Randall Goosby: embracing experimentation. Photo: Kaupo Kikkas

At the end of this programme – titled ‘Intersections: Black Music & Words’ – Randall Goosby remarked to the audience with some pride and not a little relief that he hadn’t known how it would turn out. He needn’t have worried, thanks in no small part to his naturally poised playing, propelled by a sweet and rich tone.

The concert, around 80 minutes without an interval, interweaved words and music from Black writers and composers, with Randall informally addressing the audience. Viola player and writer Jameel Martin lent his rich bass voice in readings of his own texts before each of the five numbers selected from the Negro Melodies by Coleridge-Taylor (originally for solo piano and arranged for piano trio).

The Movement for string trio by Coleridge-Taylor Perkinson brought a more modern idiom, its metrical tricks – described by Goosby as ‘rhythmic mischief’ – smoothly negotiated, and the work’s spareness in places imbued with great intensity.

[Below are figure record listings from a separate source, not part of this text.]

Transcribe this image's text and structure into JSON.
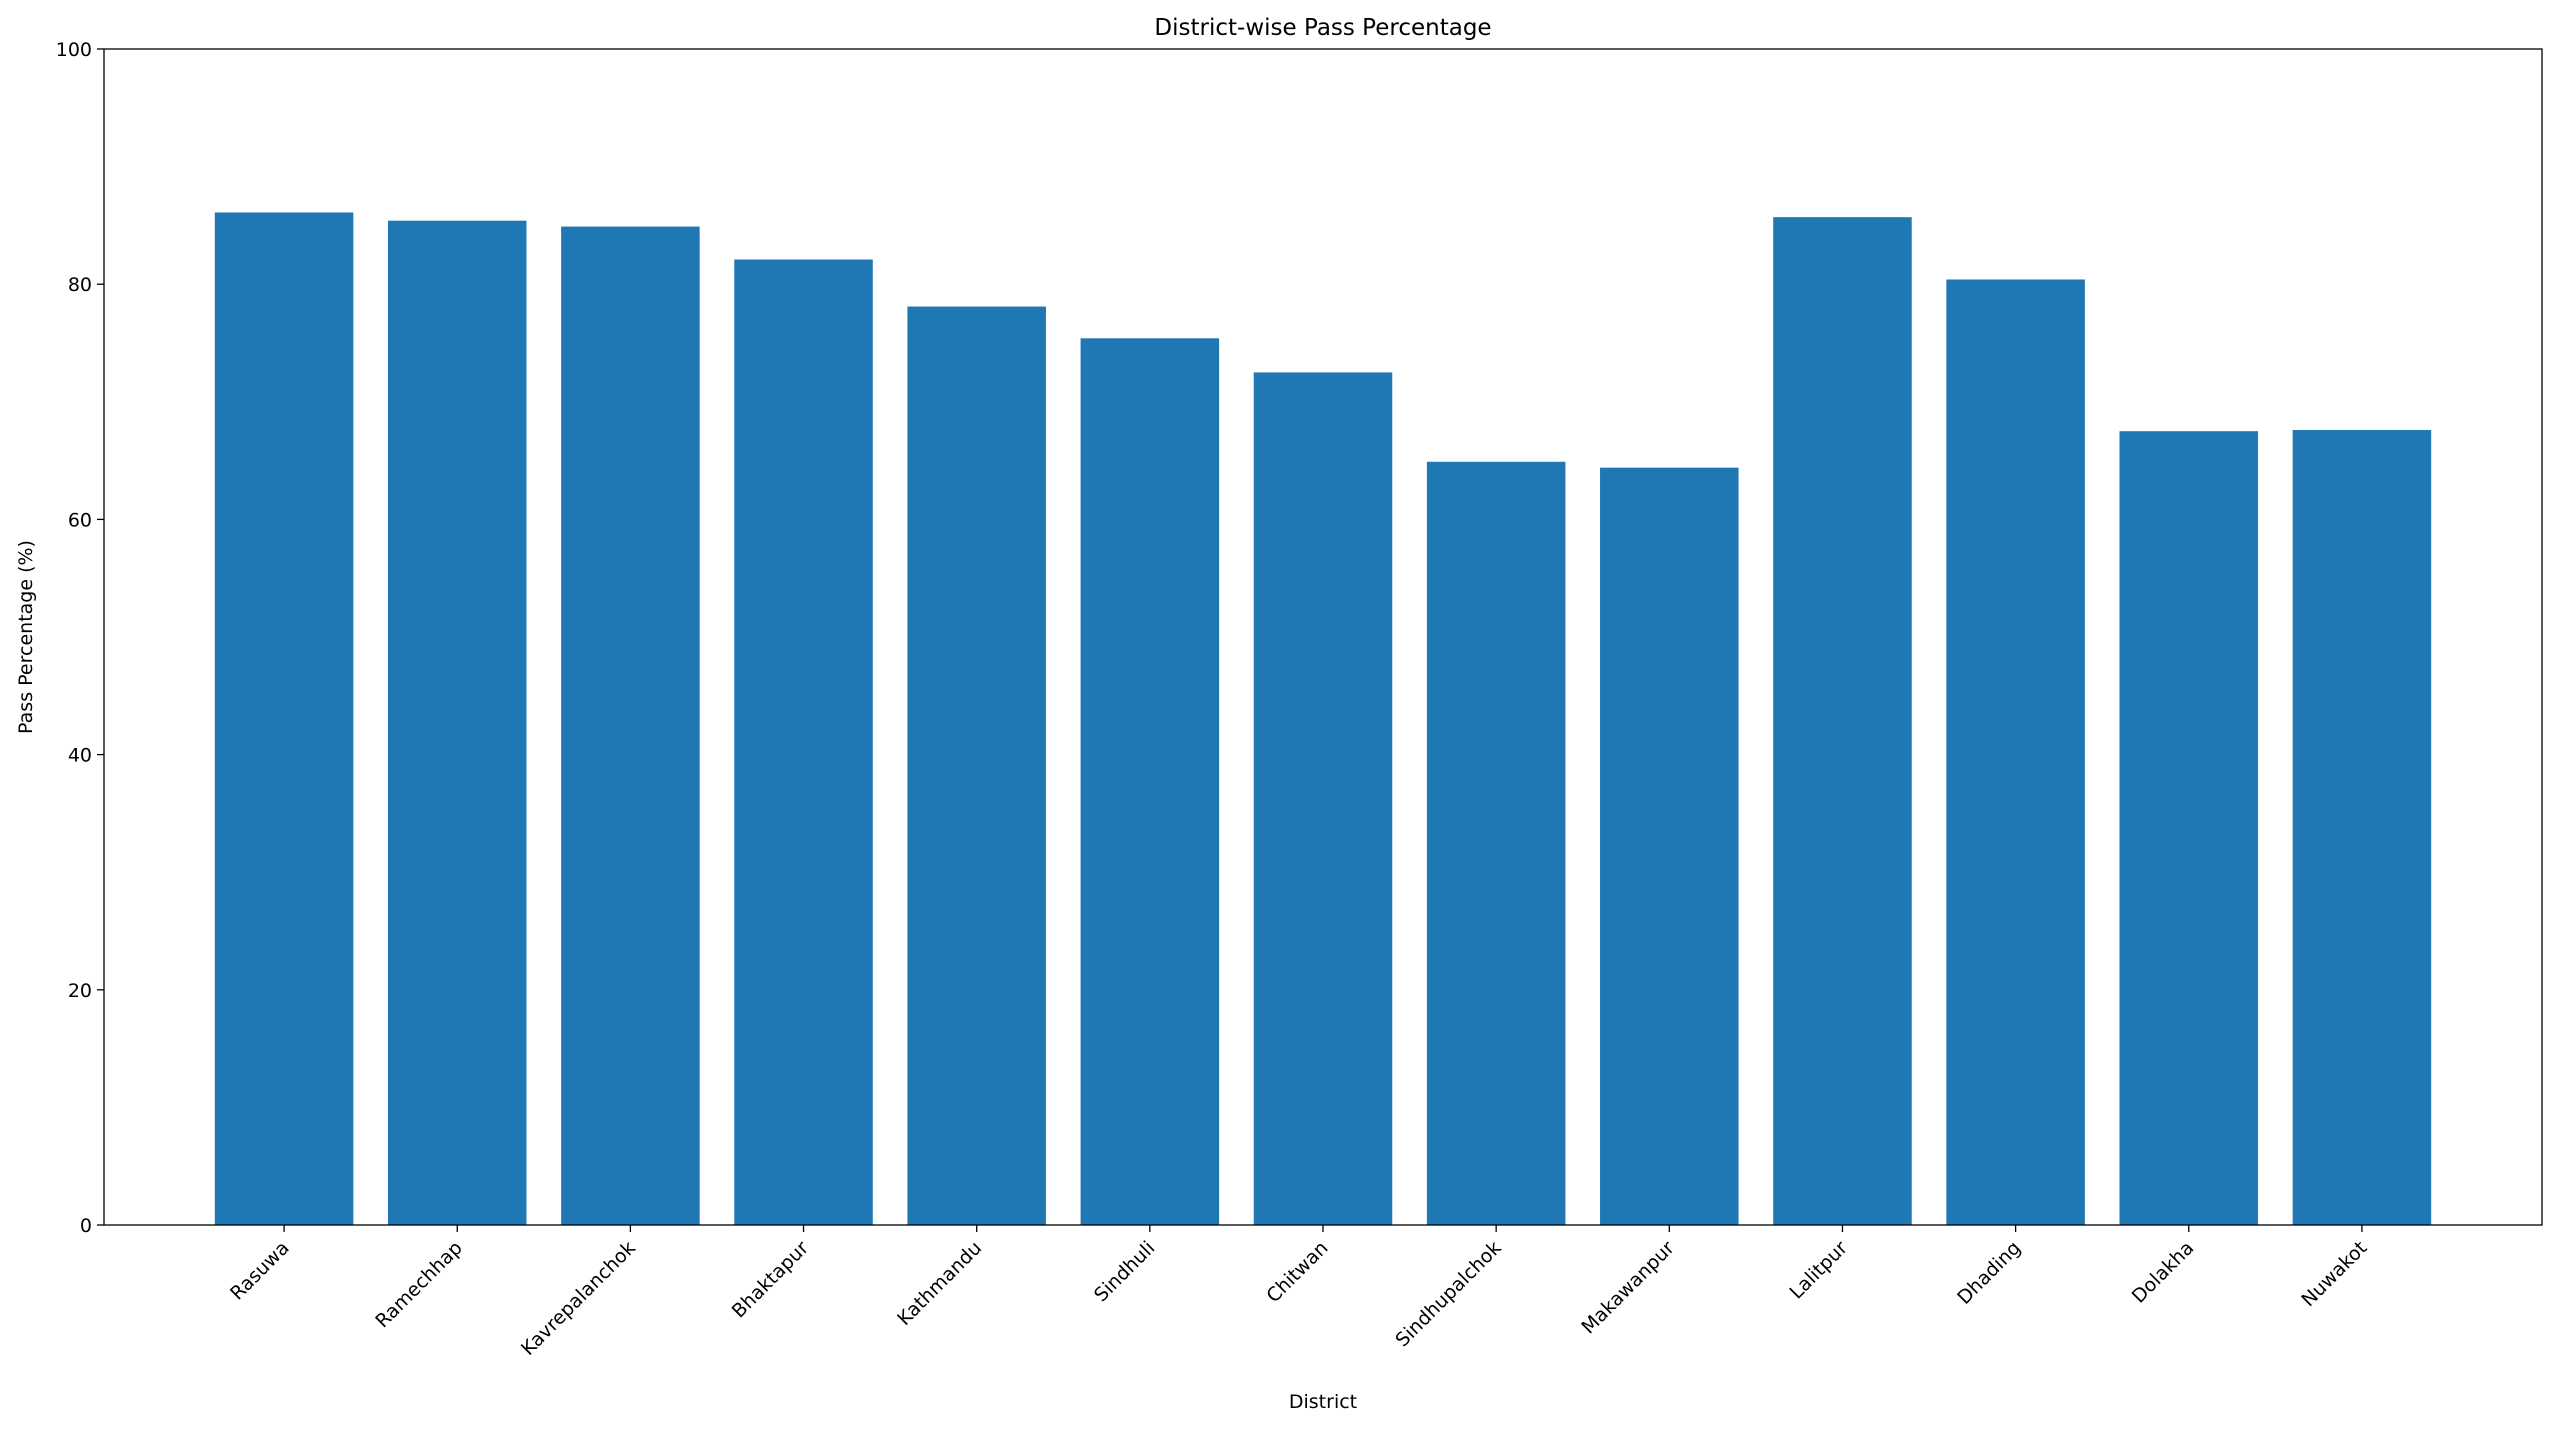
{
  "chart_data": {
    "type": "bar",
    "title": "District-wise Pass Percentage",
    "x_label": "District",
    "y_label": "Pass Percentage (%)",
    "categories": [
      "Rasuwa",
      "Ramechhap",
      "Kavrepalanchok",
      "Bhaktapur",
      "Kathmandu",
      "Sindhuli",
      "Chitwan",
      "Sindhupalchok",
      "Makawanpur",
      "Lalitpur",
      "Dhading",
      "Dolakha",
      "Nuwakot"
    ],
    "values": [
      86.1,
      85.4,
      84.9,
      82.1,
      78.1,
      75.4,
      72.5,
      64.9,
      64.4,
      85.7,
      80.4,
      67.5,
      67.6
    ],
    "color": "#1f77b4",
    "ylim": [
      0,
      100
    ],
    "yticks": [
      0,
      20,
      40,
      60,
      80,
      100
    ],
    "grid": false
  }
}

For André Previn’s Four Songs for soprano, cello and piano (the soprano line arranged for violin), it probably wasn’t necessary both to precede each song with a reading of Toni Morrison’s text and to have the soprano part projected on the back wall, but the expression ranged from bleak to wistful to sublime. A crowd-pleaser to end – Air on a G String – ensured the audience went away happy.